Papá y mamá compartieron un cuarto, naturalmente, al
igual que hermana y yo, lo cual era un fastidio. Hermana roncaba un montón.
−Si roncas, tendré que taparte la boca con uno de mis
calcetines −le advertí a la vez que me ponía uno de los piyamas de la abuela;
me quedaba holgadísimo.
−Lo mismo le advierto a ti y a tu culo si eructa mucho
esta noche −me dijo ella por su lado. Se veía graciosísima con el piyama rosa
de anciana que le había prestado la abuela.
Nos quedamos entonces un buen rato mirando al techo con
la luz apagada, cansados pero sin poder dormir todavía. Hermana dejó escapar un
gas, le echó la culpa a un gato que intentó hacerme creer se había asomado por
la ventana, y se removió un poco, inquieta.
−¿Qué te pasa? −le pregunté−. ¿Te pican los gusanos del
culo?
−No sé −me dijo sin ningún dejo de ironía−. Tengo un mal
presentimiento. Aunque probablemente sean sólo ganas de orinar.
−Mejor ve ahora antes que mojes la cama… otra vez.
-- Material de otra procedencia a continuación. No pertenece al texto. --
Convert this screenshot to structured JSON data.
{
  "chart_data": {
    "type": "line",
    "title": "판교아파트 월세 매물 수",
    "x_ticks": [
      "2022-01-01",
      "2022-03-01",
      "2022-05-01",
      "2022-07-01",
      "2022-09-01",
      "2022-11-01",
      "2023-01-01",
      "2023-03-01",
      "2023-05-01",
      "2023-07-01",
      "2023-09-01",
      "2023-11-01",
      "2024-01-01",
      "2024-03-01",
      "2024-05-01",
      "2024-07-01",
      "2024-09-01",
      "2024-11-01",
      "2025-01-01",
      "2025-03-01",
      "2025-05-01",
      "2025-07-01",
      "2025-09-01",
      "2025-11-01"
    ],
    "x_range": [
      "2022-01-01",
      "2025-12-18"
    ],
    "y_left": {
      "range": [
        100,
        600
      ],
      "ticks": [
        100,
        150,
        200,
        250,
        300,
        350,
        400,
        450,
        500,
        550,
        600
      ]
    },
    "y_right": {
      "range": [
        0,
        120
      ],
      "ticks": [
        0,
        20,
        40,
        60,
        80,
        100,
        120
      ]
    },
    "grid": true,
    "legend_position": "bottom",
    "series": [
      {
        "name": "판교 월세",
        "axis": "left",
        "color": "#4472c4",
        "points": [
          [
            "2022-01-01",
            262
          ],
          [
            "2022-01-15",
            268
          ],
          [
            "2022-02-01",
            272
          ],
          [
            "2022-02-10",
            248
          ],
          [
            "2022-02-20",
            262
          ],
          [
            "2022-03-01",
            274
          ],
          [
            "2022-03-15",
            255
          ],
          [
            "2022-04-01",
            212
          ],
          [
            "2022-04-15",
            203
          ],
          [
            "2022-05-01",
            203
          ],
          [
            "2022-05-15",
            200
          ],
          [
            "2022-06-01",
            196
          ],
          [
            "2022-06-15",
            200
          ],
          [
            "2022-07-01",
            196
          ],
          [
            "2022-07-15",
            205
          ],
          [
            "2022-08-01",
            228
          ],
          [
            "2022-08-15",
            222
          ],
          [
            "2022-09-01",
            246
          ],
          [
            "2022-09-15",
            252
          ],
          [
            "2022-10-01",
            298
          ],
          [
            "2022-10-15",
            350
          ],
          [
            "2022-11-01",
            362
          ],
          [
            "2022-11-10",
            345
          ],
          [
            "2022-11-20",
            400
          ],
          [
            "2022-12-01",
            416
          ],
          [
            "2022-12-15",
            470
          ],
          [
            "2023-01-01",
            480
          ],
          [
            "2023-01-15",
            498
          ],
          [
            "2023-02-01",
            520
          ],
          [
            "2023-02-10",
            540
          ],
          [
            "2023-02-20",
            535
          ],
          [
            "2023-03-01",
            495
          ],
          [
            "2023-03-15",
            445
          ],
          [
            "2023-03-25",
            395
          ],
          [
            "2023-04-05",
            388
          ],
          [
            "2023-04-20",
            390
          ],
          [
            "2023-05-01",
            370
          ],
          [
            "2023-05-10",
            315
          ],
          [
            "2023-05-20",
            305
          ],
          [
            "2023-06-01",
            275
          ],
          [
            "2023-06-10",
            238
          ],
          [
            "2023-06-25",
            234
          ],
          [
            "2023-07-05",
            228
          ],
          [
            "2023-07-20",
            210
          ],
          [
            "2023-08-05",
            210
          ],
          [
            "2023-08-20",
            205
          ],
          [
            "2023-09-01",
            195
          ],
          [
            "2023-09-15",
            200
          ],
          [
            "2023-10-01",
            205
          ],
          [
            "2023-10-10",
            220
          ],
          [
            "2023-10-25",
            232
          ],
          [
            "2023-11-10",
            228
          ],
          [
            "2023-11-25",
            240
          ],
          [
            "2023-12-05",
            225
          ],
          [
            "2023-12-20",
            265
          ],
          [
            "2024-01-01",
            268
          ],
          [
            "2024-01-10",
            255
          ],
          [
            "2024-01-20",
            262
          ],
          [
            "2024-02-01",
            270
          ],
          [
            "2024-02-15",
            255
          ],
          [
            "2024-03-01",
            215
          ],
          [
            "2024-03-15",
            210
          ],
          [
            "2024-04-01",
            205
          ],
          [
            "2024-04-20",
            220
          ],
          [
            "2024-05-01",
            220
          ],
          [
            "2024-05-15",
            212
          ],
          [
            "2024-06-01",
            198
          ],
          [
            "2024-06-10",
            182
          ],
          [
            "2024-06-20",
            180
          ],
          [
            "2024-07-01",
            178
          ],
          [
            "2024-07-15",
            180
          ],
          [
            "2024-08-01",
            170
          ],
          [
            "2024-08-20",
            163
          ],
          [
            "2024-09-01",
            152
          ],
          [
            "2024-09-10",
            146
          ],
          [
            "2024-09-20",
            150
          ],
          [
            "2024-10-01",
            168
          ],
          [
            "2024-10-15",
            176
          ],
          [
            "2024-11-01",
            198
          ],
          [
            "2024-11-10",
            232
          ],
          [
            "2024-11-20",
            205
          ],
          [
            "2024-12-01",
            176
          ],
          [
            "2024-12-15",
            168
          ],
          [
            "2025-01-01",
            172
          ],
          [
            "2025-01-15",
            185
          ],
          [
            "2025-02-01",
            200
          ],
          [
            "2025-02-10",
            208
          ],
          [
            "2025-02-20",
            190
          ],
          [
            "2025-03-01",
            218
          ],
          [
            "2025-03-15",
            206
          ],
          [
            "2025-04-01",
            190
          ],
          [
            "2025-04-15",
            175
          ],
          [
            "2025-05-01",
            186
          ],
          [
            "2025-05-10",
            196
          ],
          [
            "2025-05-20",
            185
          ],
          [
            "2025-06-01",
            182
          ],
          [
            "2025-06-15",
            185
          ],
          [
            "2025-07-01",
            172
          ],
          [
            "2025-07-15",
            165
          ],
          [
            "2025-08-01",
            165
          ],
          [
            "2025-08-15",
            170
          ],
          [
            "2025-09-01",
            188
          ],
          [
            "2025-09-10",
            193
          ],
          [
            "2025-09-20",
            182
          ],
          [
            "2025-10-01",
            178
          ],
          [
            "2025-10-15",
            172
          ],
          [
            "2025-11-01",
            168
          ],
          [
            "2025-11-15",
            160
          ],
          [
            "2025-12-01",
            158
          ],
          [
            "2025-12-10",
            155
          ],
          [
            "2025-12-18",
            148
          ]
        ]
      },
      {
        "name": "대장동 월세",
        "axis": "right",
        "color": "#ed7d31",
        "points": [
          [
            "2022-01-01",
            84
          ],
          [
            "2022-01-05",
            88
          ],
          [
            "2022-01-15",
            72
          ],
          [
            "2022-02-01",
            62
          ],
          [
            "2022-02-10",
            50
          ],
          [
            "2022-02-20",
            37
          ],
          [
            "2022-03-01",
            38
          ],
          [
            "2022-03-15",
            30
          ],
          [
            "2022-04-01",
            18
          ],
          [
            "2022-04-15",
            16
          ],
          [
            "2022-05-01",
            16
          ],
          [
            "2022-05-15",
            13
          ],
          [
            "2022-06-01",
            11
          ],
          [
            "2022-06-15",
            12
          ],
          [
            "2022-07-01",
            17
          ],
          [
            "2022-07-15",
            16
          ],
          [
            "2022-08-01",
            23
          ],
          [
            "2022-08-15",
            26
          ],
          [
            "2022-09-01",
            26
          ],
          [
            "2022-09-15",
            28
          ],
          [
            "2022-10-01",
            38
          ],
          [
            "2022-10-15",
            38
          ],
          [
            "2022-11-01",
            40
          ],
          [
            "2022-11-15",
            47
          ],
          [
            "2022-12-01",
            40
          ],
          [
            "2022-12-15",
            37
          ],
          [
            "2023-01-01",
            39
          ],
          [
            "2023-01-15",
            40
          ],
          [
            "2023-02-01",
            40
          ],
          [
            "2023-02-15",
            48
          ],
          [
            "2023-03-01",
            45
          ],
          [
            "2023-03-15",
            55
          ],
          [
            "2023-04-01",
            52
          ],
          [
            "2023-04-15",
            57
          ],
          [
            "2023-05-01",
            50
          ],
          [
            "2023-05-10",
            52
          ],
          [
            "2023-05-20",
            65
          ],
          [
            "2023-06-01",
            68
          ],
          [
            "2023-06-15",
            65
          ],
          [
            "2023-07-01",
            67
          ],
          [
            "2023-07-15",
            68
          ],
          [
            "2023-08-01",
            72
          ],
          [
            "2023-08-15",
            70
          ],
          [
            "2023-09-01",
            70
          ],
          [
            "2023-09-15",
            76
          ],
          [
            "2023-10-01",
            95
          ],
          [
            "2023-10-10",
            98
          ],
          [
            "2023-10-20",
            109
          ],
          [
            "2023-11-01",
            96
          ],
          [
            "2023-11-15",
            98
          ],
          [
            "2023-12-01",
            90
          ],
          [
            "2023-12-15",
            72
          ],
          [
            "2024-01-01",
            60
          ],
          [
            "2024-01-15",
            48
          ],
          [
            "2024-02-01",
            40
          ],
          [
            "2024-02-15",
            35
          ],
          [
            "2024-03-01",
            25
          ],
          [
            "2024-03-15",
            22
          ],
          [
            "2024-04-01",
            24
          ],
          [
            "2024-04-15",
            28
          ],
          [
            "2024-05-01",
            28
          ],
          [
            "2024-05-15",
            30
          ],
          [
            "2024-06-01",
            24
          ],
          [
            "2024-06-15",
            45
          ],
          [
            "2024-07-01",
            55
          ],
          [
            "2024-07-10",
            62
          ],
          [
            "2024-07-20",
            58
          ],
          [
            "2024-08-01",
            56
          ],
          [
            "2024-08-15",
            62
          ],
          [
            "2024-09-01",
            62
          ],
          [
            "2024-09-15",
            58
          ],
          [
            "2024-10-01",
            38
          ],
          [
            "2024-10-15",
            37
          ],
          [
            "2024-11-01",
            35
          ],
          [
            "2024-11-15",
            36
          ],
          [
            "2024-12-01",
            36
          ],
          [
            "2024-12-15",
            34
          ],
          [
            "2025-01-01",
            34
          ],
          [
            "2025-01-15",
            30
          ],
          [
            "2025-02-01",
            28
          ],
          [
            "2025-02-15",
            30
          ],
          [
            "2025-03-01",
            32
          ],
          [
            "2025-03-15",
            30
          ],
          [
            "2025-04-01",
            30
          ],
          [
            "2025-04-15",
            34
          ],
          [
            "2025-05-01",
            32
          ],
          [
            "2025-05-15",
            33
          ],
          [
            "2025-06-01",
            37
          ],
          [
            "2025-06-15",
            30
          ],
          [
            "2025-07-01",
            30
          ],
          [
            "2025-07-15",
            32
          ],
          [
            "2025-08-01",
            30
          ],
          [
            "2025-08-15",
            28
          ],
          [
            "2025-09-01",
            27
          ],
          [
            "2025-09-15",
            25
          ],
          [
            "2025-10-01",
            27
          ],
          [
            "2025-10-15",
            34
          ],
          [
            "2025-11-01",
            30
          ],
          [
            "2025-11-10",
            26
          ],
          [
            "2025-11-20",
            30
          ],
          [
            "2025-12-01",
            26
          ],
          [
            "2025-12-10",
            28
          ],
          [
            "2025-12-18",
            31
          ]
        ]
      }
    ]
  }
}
Hermana me dio un golpe con el dorso de su mano antes de
levantarse y dirigirse al baño con movimientos soñolientos. La sentí caminar
por el pasillo, abrir la puerta del fondo y sentarse en el retrete para hacer
sus necesidades. Después tiró la cadena, volvió a salir al pasillo y dio un
grito corto pero fuerte. Entonces escuché a otra persona en el pasillo, a
alguien sigiloso, y a papá y mamá levantarse de la cama en el cuarto contiguo.
Les imité por pura curiosidad, estando a punto de caer de bruces al pisar una
de las piernas del piyama que me había tocado usar.
Alcancé a ver una sombra escabulléndose por la ventana
del vestíbulo al tiempo que papá y mamá se asomaban en el pasillo.
−¡Se llevan a nuestra hija! −gritó mamá, apuntando con su
dedo acusón a la oscuridad reinante del otro lado de la casa−. ¡Debe ser ese
maldito cazarrecompensas!
Cómo podíamos habernos olvidado, pensé, cómo podíamos
habernos olvidado del maldito cazarecompensas que quería dar con nosotros.
También pensé en un mundo sin hermana, donde la mesada
íntegra me correspondiera solamente a mí, al igual que los cereales, los
chocolates y las golosinas que compraban papá y mamá al ir al supermercado,
pero tras abrirse la puerta del cuarto de la abuela y salir ésta armada con una
escopeta de aspecto mortífero junto con sus dos acompañantes en zunga con
sendas metralletas entre sus brazos, recordé que la familia es la familia y que
hay que luchar por ella siempre.
−¿Quién se ha llevado a hermana, mierda? −exclamó la
abuela, apuntando a la oscuridad.
Entonces
papá le explicó toda la historia de Samuel Maluenda mientras preparábamos el
auto de la abuela, para salir pitando de ahí por hermana lo más rápido posible.